景王是先皇的胞弟,因是老來子,備受太皇太後寵愛,當年先皇登基,若不是景王年紀尚幼,恐怕整個朝堂都得震盪一番。後先皇逝世,隻留下當今皇上一位七歲幼子,難擔大任,景王自然把持朝政,鐵血無情,引得滿朝畏懼。

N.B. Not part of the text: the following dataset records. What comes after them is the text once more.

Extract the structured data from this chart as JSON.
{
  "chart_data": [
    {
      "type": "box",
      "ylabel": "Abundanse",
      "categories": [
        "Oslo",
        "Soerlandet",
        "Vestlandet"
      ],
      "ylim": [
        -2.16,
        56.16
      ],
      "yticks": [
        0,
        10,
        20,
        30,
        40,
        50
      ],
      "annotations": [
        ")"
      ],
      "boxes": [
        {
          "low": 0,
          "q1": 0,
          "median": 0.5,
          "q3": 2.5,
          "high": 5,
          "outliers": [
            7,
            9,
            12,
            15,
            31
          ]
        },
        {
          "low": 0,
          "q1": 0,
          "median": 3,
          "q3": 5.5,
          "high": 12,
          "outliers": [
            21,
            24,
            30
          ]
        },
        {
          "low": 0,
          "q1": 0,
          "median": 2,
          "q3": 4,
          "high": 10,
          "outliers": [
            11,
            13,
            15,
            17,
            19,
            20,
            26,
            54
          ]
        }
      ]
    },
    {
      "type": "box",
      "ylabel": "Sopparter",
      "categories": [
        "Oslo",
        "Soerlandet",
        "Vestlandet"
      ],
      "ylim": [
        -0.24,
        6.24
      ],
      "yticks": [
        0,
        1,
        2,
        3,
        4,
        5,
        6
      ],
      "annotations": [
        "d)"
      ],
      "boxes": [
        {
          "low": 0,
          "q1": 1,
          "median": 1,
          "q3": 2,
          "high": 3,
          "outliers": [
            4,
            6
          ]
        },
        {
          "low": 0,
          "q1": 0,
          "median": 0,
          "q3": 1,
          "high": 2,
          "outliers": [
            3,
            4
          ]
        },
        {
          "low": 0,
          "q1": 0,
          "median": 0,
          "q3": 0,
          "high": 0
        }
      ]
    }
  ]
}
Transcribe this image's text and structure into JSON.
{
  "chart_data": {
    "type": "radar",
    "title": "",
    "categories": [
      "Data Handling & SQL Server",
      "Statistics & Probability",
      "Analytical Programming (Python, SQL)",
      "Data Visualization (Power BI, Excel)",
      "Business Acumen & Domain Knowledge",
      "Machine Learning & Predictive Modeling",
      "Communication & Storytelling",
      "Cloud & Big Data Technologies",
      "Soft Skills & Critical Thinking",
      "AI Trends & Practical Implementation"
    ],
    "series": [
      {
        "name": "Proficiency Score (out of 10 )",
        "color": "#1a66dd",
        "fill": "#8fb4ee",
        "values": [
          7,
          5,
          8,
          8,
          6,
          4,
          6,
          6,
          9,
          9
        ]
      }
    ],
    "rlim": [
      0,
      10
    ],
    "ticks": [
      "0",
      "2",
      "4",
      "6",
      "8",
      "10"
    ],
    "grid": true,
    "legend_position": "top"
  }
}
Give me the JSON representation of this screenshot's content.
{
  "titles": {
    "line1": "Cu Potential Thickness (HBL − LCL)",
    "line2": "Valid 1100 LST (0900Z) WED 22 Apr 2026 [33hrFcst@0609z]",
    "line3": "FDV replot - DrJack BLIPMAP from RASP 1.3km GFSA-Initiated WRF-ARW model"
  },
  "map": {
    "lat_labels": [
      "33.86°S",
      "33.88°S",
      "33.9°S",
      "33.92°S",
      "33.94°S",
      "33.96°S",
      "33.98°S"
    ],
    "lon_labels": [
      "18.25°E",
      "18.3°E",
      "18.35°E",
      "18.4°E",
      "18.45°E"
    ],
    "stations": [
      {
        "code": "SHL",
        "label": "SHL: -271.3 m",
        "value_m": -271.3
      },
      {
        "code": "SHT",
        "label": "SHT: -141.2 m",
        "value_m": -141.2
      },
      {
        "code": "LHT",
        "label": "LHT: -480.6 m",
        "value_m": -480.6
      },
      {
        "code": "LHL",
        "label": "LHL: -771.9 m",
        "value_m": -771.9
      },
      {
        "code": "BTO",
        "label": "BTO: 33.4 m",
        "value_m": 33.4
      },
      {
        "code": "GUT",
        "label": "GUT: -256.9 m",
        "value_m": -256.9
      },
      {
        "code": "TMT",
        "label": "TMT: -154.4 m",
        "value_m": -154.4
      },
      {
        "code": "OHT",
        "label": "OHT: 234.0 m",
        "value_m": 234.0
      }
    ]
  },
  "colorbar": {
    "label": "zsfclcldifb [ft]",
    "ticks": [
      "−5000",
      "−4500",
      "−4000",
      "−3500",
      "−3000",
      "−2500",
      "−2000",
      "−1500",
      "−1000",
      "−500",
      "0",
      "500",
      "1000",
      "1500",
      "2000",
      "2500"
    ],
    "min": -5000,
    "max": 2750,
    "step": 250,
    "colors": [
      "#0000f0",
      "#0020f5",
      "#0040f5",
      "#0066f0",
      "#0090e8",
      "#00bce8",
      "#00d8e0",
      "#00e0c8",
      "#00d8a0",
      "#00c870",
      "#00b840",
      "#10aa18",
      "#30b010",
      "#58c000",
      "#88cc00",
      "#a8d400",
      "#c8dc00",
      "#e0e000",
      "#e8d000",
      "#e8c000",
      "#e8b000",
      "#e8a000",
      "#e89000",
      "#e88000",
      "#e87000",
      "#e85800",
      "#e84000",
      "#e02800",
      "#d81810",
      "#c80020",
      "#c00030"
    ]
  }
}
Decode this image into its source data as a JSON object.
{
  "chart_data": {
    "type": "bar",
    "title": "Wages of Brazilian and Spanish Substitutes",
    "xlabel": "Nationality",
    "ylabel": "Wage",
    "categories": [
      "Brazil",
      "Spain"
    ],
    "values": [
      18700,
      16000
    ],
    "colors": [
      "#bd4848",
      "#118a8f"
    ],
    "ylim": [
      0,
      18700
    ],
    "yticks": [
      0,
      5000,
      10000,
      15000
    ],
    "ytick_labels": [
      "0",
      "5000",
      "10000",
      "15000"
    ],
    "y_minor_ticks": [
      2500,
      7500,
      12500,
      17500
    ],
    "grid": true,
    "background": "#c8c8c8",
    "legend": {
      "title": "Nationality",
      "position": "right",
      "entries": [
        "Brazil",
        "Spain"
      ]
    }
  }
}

「啊,我來皇城的一路上都有聽到百姓議論景王,都說他冷情殘暴,手段毒辣,未來皇權落入誰手還未可知呢,萬一崢哥哥……唔。」溫菀瑤的嘴被李氏捂住,好容易掙脫開來,不滿地叫出聲,「娘!」

老夫人神情嚴肅,厲聲道:「瑤瑤,禍從口出!」

溫菀瑤被訓斥,心裡不痛快,飯間沒再出聲。溫老夫人和李氏可能想著剛剛過於嚴厲,惹得溫菀瑤心裡不痛快,皆麵帶愧疚,食不下咽。

溫池雨安靜端坐,心中卻起波瀾。

聽溫菀瑤和李氏的交談,顯然是起了婚事換人的心思,且並沒想過遮掩,怎地前世婚事竟然沒改變。

且回廊上撞到的那位,應該就是她們口中的攝政王,隻是前世溫池雨與他從未見過,怎會覺得他身上帶著熟悉的氣息。